Just to put a finer edge on this issue, at last weeks meeting, the man who called Taxi drivers, protesting to save their jobs LOONIES...The man who insisted it was a done deal that all CC readers should be fitted in the rear passenger compartment....told other trade reps he was now telling all his members to get themselves a hand held unit to use in the front of the Taxi.
You couldn't make this up. 
One wonders if there's been a done deal to sell these units from the reception of Taxi House???

But again, we only have the other trade reps word on this as there are no minutes recorded.

We must never be put in this position again!!!

What Helen Chapman has actualy done by her alleged false statement, is to prove the absolute need for all future meetings with TfL to be minuted, because without formal minutes, no meeting has officially taken place. Without formal minutes, no one is accountable and there are people on both sides of the table that this has suited for far too long.

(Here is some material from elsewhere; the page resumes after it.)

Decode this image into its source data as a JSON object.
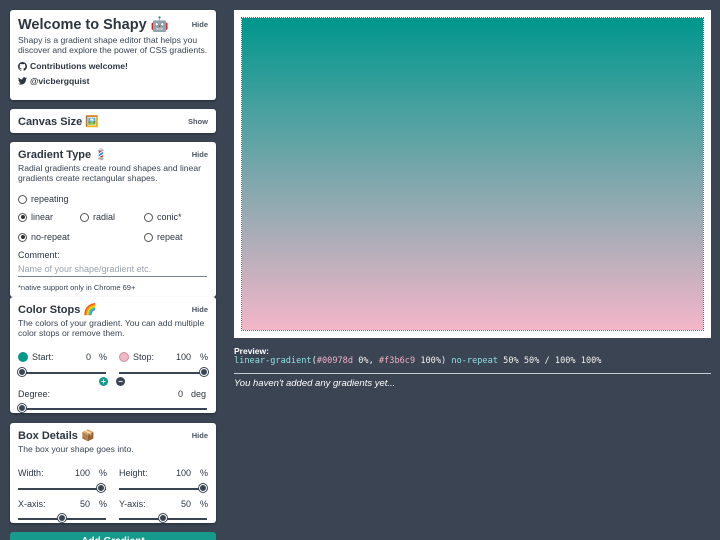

When we're told "we've threatened TfL with this"... how do we know this is factual if there's no minutes as proof?

Chapman knows that other than the statement she made to Steve Garelick, there is no record anywhere, so she can say whatever she likes! 

It would be nice to see drivers drop the tribalism and unite completely behind this issue. It's up to you the drivers, to put pressure on your respective trade orgs to insist all future meetings across the board with TfL, no matter how small, can no longer take place without full minutes of the meeting being recorded. 

We don't want Chairman, or General Secretaries coming out of a secret squirrel meeting with TfL, professing that 'It's all a done deal" in future!

What we do need is total transparency, not a word of mouth gentlemen's agreement.

Another Faux Pas was made this week by Uber when their legal team referred to... ‘the driver app Meter’. 
Funny that...didn't they go to court in London to prove it wasn't a meter?

* Still no landline!
* Still working outside their licensed area!
* Still many Uber drivers with no hire and reward insurance!
* Road traffic collisions escalating at record highs!
* UberRape alleged to be running at one a week!
* Another perverted, seedy driver jailed yesterday!
* Still drivers cancelling jobs for no reason other than racking up the pounds.
* Still charging for imaginary clean ups.

One hit and your out, fit and proper Emma...don't make my laugh.
But then, we said years ago that the meter case was a complete and utter waste of licence fee money.